This you can find the 4 scales of measurement – the Nominal scale, ordinal, interval and ratio scale.
Scores on a test, questionnaire, or assessment instrument represent the assignment of numbers to individual items or the total test in order to classify the individual or represent the standing of an individual on some variable. That is measurement – the assigning of numbers to the attributes of individuals, events or objects according to a set of logical rules.

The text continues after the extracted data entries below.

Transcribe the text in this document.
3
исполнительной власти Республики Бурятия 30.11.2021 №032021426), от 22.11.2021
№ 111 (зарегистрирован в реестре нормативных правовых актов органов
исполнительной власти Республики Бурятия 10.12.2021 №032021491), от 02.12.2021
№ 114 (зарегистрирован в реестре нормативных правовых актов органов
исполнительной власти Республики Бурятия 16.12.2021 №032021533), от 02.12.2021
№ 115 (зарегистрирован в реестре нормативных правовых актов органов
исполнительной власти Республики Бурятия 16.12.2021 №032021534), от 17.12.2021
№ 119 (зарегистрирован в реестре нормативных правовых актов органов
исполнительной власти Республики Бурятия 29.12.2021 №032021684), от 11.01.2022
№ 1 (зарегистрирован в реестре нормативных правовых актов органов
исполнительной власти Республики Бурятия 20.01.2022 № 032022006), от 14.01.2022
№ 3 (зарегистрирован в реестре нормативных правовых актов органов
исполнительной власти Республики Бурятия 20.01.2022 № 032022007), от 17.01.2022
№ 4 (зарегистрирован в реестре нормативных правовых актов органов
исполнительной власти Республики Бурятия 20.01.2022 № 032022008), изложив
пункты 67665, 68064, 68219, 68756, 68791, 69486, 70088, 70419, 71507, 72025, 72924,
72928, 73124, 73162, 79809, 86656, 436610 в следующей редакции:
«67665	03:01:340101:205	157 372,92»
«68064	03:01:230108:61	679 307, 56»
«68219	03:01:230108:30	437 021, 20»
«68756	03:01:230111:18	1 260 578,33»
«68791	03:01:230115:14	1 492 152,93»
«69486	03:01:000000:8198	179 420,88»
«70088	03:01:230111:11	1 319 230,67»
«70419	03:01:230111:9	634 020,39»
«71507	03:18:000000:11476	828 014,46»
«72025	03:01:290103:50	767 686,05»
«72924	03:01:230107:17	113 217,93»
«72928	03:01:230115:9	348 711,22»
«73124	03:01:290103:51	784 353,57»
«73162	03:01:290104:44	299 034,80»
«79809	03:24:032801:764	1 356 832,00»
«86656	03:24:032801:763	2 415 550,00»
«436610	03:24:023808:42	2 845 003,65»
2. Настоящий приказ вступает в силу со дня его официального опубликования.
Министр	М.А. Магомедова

Specific sets of rules define a scale of measurement; four of these scales – nominal, ordinal, interval and ratio – are used to quantify variables in the behavioral sciences.
When numbers stand for names or categories that represent the way individuals differ, that is nominal measurement. Numbers in the nominal scales are arbitrarily assigned to code a specific variable. Here are some from interview schedules.
– never married
Highest educational level completed:
– none of the following responses
– high school diploma or GED
– vocational, business, or technical school
– associate of arts or sciences degree
– bachelor’s degree
– graduate degree
When individuals or objects are ordered or ranked according to some characteristic, which is ordinal measurement. For example, a counselor who is a group facilitator might order his students along an introversion/extroversion continuum. The client who is the most introverted might be assigned the rank of 1 and the most extroverted client the highest rank. Or the percentile of individuals on an achievement test could be ranked from high to low or low to high.
Many items on schedules and questionnaires require a personal ranking on a certain characteristic. Here is just one example. Please rate you degree of competence in the listed behaviors, using the following key: 1 = low, 3 = average, 5 = extremely high.
1. Oral communication skills 1 2 3 4 5
2. Written communication skills 1 2 3 4 5
3. Listening skills 1 2 3 4 5
There are problems with the ordinal scale because the competencies may not be equally spaced. An individual might be extremely strong in certain areas, with minute differences distinguishing those competencies, and extremely weak in some others. Problems also can occur in comparing rankings across groups. The persons with number one rankings in each group might vary tremendously on the variable being ranked. Thus, in rank ordering, the length of the intervals can be unequal. And the numbers used for ranking do not reflect anything quantitative about the variable being ranked. Caution is needed in performing arithmetical operations on measurements derived from ordinal scales and in using and interpreting the information.
When a scale differentiates among levels of an attribute and has equal distances between those levels, which are interval measurement. It uses numerical values that are equally spaced. Examples of interval scales occur in educational and psychological measurement. We often treat the scores on aptitude and ability tests as belonging to the interval scale; we assign numbers to levels of an attribute and assume that equal differences in the numbers correspond to equal differenc3s in the attribute. That approach may be meaningful with a variable like temperature, but we can have problems with test results. Can we say a score of 0 indicates an absence of a trait or characteristic or that someone with an IQ of 100 has twice as much as intelligence as a person having and IQ of 50?
When a true or absolute zero point exists in addition to ranking and equal intervals, which is ratio measurement. Measure such as height and weight are examples of ratio scales. Response time is often an important ratio measurement in interpreting standardized tests: Two minutes are twice as much as one, and there is a true zero point. Both the interval and ratio scale have interval properties and utilize the same statistical procedures.